There aren’t many formal mentoring relationships these days. It seems to be rare when two people enter into an arrangement where one person agrees to give of their time energy and resources to answer questions and assist another person. Oh sure, you do it casually when you give an assignment to someone and say, “Let me know if you need any help.”
However, that’s different from a recent offer made to people in the SQL Server community. Paul Randal is once again offering his time to multiple people, inviting others to engage in discussion about non-technical subjects. To be sure, it is a unique and wonderful opportunity.

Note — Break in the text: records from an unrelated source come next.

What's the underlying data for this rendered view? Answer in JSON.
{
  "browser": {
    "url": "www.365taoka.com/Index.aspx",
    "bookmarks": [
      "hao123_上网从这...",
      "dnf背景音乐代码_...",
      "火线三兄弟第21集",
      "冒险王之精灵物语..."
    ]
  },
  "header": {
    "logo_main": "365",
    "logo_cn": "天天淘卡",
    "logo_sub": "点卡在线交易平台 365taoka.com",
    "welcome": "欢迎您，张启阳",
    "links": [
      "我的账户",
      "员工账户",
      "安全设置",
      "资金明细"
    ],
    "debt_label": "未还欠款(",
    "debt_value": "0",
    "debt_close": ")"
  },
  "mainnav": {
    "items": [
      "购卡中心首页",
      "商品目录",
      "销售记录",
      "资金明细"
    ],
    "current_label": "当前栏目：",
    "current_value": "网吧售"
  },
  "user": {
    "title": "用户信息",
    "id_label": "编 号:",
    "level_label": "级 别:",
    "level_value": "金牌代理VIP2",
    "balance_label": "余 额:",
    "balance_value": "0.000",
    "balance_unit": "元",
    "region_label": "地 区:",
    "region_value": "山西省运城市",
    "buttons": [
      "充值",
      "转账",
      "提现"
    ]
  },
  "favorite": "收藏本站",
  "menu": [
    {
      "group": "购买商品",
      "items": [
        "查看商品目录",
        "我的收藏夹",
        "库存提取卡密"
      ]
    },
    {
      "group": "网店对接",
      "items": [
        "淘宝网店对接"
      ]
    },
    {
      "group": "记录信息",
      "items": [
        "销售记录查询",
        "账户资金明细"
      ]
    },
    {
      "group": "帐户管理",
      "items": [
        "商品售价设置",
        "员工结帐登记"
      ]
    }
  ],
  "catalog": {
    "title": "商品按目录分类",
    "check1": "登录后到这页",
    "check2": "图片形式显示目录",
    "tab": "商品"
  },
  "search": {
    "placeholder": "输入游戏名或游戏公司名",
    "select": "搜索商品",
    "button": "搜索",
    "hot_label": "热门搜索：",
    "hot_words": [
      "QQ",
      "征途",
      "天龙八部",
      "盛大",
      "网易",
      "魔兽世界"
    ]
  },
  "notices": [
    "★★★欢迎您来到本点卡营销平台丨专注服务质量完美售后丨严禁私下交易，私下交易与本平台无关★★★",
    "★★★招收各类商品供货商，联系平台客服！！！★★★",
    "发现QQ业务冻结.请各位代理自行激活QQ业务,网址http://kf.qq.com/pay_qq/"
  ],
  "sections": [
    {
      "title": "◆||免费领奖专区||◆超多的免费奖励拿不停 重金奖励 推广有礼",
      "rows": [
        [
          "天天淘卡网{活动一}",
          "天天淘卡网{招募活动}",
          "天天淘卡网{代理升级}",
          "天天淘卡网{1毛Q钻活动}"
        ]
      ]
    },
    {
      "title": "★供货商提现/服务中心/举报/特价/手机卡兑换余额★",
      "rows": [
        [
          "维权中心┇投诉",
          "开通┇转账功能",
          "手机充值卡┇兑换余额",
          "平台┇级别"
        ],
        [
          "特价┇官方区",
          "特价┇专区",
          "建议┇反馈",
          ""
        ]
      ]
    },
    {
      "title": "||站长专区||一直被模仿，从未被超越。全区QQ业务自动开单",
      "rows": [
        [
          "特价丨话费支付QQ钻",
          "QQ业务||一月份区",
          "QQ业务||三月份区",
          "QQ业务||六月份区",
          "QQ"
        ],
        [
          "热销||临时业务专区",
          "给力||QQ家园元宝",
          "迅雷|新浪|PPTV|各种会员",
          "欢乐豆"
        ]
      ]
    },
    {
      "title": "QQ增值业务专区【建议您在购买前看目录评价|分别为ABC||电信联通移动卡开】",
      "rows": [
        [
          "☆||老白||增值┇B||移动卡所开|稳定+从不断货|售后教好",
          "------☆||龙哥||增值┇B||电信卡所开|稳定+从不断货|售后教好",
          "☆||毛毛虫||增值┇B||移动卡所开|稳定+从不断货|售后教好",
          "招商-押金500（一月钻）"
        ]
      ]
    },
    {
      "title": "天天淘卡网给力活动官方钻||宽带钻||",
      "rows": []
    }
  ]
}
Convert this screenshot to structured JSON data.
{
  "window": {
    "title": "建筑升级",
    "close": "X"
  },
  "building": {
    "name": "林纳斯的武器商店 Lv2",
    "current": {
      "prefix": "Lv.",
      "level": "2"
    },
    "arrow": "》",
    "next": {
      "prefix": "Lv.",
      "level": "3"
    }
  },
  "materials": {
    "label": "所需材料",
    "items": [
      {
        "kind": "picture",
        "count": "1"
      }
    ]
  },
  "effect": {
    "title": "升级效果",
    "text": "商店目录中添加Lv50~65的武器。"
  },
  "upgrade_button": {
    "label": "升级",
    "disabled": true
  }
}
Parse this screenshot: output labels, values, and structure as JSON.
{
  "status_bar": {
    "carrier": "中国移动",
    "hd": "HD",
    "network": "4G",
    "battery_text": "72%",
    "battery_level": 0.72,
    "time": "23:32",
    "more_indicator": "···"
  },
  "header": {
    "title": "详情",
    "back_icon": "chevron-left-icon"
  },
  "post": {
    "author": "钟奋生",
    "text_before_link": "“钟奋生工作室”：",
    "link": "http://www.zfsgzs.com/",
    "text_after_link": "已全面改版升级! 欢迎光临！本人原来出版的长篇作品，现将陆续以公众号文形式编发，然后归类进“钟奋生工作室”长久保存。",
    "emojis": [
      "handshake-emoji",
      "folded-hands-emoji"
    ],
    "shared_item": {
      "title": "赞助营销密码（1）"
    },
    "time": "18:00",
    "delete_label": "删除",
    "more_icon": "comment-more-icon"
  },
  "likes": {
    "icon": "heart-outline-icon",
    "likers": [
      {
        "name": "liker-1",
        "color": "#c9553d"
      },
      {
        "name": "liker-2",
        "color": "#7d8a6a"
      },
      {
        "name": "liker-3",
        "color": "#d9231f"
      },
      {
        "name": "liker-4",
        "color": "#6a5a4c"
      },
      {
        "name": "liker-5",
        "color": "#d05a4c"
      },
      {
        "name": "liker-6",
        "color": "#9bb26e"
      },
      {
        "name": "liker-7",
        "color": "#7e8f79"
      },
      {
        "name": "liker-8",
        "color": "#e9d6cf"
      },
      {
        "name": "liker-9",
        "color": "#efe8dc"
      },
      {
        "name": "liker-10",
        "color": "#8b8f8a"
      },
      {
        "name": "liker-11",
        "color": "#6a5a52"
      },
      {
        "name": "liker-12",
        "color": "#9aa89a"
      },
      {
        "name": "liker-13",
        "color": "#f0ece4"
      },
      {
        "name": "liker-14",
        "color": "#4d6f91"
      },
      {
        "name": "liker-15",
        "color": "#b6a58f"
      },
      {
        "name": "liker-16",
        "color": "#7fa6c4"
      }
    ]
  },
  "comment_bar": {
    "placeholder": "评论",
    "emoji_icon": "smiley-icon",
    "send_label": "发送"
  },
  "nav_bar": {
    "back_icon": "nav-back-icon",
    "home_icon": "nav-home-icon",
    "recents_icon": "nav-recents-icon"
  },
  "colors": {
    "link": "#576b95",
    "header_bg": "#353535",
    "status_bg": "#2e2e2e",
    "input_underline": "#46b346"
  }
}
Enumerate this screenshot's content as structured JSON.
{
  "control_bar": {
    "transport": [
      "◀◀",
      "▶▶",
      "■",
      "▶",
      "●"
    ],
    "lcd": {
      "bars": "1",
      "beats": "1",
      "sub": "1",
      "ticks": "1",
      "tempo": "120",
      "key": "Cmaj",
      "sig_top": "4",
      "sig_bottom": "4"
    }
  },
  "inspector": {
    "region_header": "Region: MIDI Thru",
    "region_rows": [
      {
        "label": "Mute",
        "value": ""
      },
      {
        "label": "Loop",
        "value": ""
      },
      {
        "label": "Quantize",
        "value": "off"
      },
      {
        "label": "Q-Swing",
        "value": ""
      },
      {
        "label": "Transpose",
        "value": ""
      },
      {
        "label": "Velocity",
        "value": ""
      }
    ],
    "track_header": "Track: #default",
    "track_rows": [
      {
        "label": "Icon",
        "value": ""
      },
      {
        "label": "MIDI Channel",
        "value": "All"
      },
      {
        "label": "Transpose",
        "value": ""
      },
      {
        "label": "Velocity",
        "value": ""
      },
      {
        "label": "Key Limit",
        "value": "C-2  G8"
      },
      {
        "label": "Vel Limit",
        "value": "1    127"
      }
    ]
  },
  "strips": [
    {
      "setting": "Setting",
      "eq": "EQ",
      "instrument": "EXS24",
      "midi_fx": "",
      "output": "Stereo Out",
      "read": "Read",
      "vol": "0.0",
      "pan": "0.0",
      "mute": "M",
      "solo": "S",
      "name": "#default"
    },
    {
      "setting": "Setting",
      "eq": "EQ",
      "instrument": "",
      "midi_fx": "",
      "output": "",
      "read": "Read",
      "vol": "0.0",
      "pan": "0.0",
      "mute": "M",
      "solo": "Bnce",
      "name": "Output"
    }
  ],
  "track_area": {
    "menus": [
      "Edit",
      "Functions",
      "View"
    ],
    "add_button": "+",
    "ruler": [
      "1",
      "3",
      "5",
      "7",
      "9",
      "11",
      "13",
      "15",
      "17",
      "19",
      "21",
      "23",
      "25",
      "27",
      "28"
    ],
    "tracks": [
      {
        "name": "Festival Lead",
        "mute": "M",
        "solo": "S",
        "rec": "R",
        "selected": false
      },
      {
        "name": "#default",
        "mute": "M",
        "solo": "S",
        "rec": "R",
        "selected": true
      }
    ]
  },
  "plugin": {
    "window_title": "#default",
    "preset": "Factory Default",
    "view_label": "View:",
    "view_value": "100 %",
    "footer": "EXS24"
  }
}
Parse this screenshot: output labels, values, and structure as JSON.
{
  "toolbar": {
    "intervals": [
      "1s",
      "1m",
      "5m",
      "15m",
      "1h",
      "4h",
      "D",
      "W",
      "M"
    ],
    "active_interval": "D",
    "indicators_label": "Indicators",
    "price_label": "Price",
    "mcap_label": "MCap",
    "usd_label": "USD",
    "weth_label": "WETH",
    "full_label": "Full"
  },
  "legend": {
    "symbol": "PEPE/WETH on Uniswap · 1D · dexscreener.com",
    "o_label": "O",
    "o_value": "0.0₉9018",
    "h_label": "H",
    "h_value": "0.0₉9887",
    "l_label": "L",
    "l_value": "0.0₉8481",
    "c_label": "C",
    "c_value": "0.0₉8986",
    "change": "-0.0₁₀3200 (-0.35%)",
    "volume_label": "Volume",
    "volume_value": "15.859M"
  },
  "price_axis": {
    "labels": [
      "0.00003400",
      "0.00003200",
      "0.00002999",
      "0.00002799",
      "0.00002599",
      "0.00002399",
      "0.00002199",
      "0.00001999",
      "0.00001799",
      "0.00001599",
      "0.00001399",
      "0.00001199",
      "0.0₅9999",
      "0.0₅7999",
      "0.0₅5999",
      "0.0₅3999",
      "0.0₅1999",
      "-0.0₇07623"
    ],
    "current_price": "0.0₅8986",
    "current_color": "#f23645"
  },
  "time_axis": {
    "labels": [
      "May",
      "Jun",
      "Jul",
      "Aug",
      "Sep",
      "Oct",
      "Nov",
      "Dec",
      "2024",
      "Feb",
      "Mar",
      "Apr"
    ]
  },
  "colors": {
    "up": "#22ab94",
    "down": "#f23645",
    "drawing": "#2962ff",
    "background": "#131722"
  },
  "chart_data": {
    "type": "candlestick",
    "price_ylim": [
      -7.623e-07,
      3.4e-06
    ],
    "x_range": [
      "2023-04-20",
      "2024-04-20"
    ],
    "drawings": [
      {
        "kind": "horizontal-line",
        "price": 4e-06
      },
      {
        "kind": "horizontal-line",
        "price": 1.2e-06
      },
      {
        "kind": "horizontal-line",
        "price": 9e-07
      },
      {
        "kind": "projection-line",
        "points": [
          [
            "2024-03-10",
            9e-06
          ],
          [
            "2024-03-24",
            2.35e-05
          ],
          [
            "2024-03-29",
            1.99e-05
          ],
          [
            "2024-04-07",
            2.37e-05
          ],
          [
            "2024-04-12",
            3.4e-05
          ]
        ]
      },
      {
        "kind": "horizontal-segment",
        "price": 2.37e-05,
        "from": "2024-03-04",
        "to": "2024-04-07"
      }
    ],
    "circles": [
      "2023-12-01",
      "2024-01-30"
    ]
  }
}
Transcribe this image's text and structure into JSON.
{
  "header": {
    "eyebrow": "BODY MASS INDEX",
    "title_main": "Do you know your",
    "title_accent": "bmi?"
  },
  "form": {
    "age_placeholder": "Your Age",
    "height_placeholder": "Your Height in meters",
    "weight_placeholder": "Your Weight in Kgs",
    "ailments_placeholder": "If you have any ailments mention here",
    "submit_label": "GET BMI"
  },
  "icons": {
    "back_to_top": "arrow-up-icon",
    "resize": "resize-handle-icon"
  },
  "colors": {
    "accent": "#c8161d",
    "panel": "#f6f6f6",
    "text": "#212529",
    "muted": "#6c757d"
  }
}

Why Look for a Mentor Now?
I have had some career goals over the years. For a very long time I wanted to start a blog. Almost five years ago I finally started this blog. At first, I was posting fairly regularly. Yet, the posts began dropping off and are almost nonexistent. I would like to have a mentor so I could learn a process that works for me, enabling me to post at least once a week.
Another goal I would like to reach is to start presenting. For a very long time I believed the lie that I didn’t know enough to be able to give back. Imposter syndrome was a big scary monster holding me back. I entered into the IT world back in 2008 knowing nothing about that world. I got into it because I happened to be a person who understood an important line of business application at my company. People noticed that, and I eventually began managing that software. I had no IT or Computer Science training. I still don’t have a Computer Science degree.
Recently I began to have access to some really smart people and found that I often handled SQL Server situations in ways that were similar or the same as them. By no means am I on their level, but I found that methodologies, ways of thinking and troubleshooting approaches were often the same. When I saw that, I began to really have confidence that I have something to offer other people. I have been given so much by the SQL Server Community. I want to give back.
Managing a Team/ Launching a Department
My current employer has been around since the 50’s. They never had a database administrator on the pay roll until they hired me in April 2018. In January 2020 I hired another DBA to work with me. I’ve managed people before, but not in technical environments and not another DBA. I am essentially launching a department from scratch. How do I do that? I’m figuring it out, but having someone to bounce ideas of off who is outside the situation could be incredibly beneficial.
For about 5 or 6 years now I have given a lot of thought to opening my own business, starting a consulting company. I have recently watched a 2 hour presentation from Brent Ozar about how he did it and how he recommends other people attempt it. But a two hour presentation at PASS doesn’t cover everything. How do you pick tools to get the thing off the ground? If you’re going to do this with friends, how does that work, or should you just go it alone? When do you incorporate your work into a legal business? How do you turn a side hustle into a real business while avoiding legal entanglements with your employer over “work product?” These are all legitimate questions that I’m still trying to figure out.
So, there you have it. I want a mentor to help me with building a high quality blogging site. I want help with presentation skills, how to launch a department and to help me explore whether I should, or how I could, launch a consulting company. The value of mentoring for me is that I can receive some help so I can get that last nudge I need to start giving back and doing it in a meaningful, consistent way.